The central processing unit (CPU) or processor of a computer, smartphone or even a modern washing machine is responsible for the calculations needed to run applications or control other processes within the machine. Since the starting of the 21st century, CPU manufactures had troubles to increase the speed of one CPU but still wanted to increase the processing power of computers. As a solution to this problem, the processor vendors introduced dual “core” processors. This development continued until today with 100 cores per processor on the horizon.
Most of the “heavier” compute nodes of modern supercomputers are equipped with two or more processors. Since the processors have multiple cores it is not uncommon to have systems with 64 cores or more nowadays. One processor is installed in one socket.
To further increase the processing power (or complexity – depending on who you ask) Intel introduced “Hyper-threading”. For every core, hyper-threading simulates another core. This mostly helps in the day-to-day usage of a computer or in file servers but only a limited amount of scientific applications can profit from hyper-threading.

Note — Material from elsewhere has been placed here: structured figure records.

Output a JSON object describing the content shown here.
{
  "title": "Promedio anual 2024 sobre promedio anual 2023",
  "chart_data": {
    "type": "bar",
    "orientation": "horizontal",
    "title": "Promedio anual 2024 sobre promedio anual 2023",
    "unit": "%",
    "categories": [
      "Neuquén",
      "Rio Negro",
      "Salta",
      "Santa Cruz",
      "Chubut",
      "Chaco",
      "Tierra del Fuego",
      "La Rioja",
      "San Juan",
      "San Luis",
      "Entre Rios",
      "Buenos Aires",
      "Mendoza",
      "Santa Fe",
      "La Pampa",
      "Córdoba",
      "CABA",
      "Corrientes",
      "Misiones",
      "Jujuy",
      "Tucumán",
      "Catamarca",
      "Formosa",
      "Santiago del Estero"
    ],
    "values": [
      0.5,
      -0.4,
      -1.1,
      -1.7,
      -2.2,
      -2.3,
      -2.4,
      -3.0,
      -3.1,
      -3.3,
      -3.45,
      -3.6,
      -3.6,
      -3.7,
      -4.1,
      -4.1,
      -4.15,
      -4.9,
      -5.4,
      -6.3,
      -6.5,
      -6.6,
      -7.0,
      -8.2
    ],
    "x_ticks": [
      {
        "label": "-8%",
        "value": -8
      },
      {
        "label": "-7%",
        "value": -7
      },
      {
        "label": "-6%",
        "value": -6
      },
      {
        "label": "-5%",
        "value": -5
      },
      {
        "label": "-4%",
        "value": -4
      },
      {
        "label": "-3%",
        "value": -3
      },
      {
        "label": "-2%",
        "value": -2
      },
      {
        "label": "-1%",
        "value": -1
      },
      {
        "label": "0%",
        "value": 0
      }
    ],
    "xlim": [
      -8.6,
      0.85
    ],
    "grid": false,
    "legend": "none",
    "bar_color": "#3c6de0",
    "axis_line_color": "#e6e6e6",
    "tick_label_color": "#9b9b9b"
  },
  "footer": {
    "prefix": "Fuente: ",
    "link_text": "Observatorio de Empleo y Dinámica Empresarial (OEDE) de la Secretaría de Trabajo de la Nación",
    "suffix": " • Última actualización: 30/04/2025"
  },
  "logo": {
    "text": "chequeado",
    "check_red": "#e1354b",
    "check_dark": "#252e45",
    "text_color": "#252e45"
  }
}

To see, how much processors and cores your computer has, run the “lscpu” command:
The most interesting lines are “Socket(s)” and “Core(s) per socket”. In most cases, you should not use more then “Socket(s)” * “Core(s) per socket” processes or threads to achieve the highest performance possible of a node. In the picture above, the command was run on a server with two Intel Xeon E5-2680V3 CPUs with Hyper-Threading enabled. While Linux sees 48 “cores”, in reality there are only 12 cores per socket. Thus, running 24 processes should yield the best performance for most applications on this machine.